Studie der Verbraucherzentralen: Sollten Krankenkassen mehr technische Hilfsmittel erstatten?
Digitale Dienstleistungen können die Pflege erleichtern. Doch noch muss der Patient viel selbst zahlen. Ändern könnte das die Politik.
Ob digitaler Tablettenspender, ein Sturzerkennungssystem oder ein automatisiertes Wendebett – es gibt viele Möglichkeiten, pflegebedürftigen Menschen das Leben durch digitale Hilfsmittel zu erleichtern. Genutzt werden die technischen Hilfsmittel jedoch bislang kaum. Zum einen wissen die Betroffenen oft nicht, was es an digitalen Helfern bereits gibt. Zum anderen müssen sie diese oft noch aus eigener Tasche bezahlen.
Der Bundesverband der Verbraucherzentralen (vzbv) drängt nun darauf, dass Kranken- und Pflegekassen die Kosten für die digitalen Assistenzsysteme in der Pflege in Zukunft einfacher und umfassender erstatten – und sie so gleichzeitig bekannter machen. „Wir haben hier einen eklatanten politischen Mangel“, sagte vzbv-Vorstandsmitglied Klaus Müller. Die Digitalisierung könne dazu beitragen, ein sicheres, selbstständiges und selbstbestimmtes Leben zu führen. Ihre Potentiale würden aber gerade in der Pflege nur unzureichend genutzt.
Rechtliche Rahmenbedingungen sind das Problem
In einem von der vzbv in Auftrag gegebenen Gutachten werden vor allem die rechtlichen Rahmenbedingungen bei der Kostenerstattung von digitalen Assistenzsystemen kritisiert.
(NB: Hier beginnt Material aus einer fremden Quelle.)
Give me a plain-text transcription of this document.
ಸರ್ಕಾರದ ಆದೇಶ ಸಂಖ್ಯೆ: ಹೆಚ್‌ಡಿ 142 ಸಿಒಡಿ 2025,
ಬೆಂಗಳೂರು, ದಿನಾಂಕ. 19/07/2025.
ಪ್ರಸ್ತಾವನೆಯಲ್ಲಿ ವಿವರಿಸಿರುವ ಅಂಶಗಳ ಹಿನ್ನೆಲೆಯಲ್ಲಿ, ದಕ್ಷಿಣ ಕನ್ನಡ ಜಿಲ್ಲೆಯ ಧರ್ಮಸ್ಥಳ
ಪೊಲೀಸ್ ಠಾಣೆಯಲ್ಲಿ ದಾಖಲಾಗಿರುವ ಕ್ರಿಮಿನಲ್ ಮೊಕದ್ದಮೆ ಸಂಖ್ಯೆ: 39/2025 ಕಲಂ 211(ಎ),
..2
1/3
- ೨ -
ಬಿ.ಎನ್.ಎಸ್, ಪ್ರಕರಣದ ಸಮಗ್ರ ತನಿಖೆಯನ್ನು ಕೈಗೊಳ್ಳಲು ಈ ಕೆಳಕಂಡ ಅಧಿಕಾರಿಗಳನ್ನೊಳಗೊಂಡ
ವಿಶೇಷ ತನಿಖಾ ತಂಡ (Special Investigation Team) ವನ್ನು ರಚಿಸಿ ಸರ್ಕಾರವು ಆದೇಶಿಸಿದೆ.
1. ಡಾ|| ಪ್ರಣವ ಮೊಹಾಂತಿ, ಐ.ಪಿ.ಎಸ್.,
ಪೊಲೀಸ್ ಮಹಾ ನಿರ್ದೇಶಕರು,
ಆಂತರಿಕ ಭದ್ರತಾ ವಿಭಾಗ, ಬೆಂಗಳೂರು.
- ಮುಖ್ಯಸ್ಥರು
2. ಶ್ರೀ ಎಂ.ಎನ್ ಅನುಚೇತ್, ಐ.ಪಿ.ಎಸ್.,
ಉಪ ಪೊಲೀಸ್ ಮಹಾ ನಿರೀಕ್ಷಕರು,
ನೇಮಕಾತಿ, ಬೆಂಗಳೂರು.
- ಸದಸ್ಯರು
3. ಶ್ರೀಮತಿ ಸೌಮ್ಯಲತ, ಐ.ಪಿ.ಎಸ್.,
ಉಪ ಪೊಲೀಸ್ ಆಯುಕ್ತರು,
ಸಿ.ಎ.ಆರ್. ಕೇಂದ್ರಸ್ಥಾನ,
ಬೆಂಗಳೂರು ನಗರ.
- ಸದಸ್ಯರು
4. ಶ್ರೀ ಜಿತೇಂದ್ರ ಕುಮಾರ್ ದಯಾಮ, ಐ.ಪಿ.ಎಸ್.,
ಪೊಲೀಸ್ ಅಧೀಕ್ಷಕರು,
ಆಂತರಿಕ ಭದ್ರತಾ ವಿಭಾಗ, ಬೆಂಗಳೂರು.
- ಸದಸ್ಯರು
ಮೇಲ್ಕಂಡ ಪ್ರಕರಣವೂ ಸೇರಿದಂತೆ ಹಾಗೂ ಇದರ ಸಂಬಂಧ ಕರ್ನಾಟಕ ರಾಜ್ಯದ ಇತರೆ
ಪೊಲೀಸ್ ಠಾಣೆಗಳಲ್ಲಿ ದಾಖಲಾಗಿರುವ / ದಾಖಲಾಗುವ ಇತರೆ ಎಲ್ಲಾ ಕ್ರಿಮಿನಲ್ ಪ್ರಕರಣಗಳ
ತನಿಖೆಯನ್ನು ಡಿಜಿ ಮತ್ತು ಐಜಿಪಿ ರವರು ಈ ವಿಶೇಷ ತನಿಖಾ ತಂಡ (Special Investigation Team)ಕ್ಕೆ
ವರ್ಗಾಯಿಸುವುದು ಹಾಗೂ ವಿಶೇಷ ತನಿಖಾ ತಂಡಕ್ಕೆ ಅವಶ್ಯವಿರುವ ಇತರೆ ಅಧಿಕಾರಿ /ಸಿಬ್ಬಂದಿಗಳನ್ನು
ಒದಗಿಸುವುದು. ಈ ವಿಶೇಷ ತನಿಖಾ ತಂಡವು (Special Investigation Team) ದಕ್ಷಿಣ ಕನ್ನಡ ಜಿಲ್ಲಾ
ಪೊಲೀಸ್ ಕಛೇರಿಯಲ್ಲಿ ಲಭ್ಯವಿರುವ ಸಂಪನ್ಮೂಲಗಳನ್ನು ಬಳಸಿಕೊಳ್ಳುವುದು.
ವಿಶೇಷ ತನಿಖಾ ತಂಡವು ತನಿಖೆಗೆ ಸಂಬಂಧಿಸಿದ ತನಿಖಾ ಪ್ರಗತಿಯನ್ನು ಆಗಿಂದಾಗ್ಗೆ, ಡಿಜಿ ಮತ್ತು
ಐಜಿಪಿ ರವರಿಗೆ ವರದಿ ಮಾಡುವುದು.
Da diese Anwendungen im Sozialgesetzbuch nicht klar definiert seien, bestünde die Gefahr, dass die Kassen sie als „allgemeine Gebrauchsgegenstände“ beurteilen und deswegen eine Kostenübernahme ablehnen. Eine klare rechtliche Grundlage könne dafür sorgen, dass künftig mehr digitale Assistenzsystem in das Hilfsmittelverzeichnis aufgenommen werden.
Bislang finden sich dort lediglich zwei Anwendungen: Hausnotrufsysteme und ein mit bestimmten Funktionen ausgestattetes Pflegebett werden von den Kassen systematisch erstattet. Bei allen anderen Anwendungen würden sich die Kassen sehr zurückhaltend im Hinblick auf die Kostenübernahme zeigen, kritisiert der vzbv.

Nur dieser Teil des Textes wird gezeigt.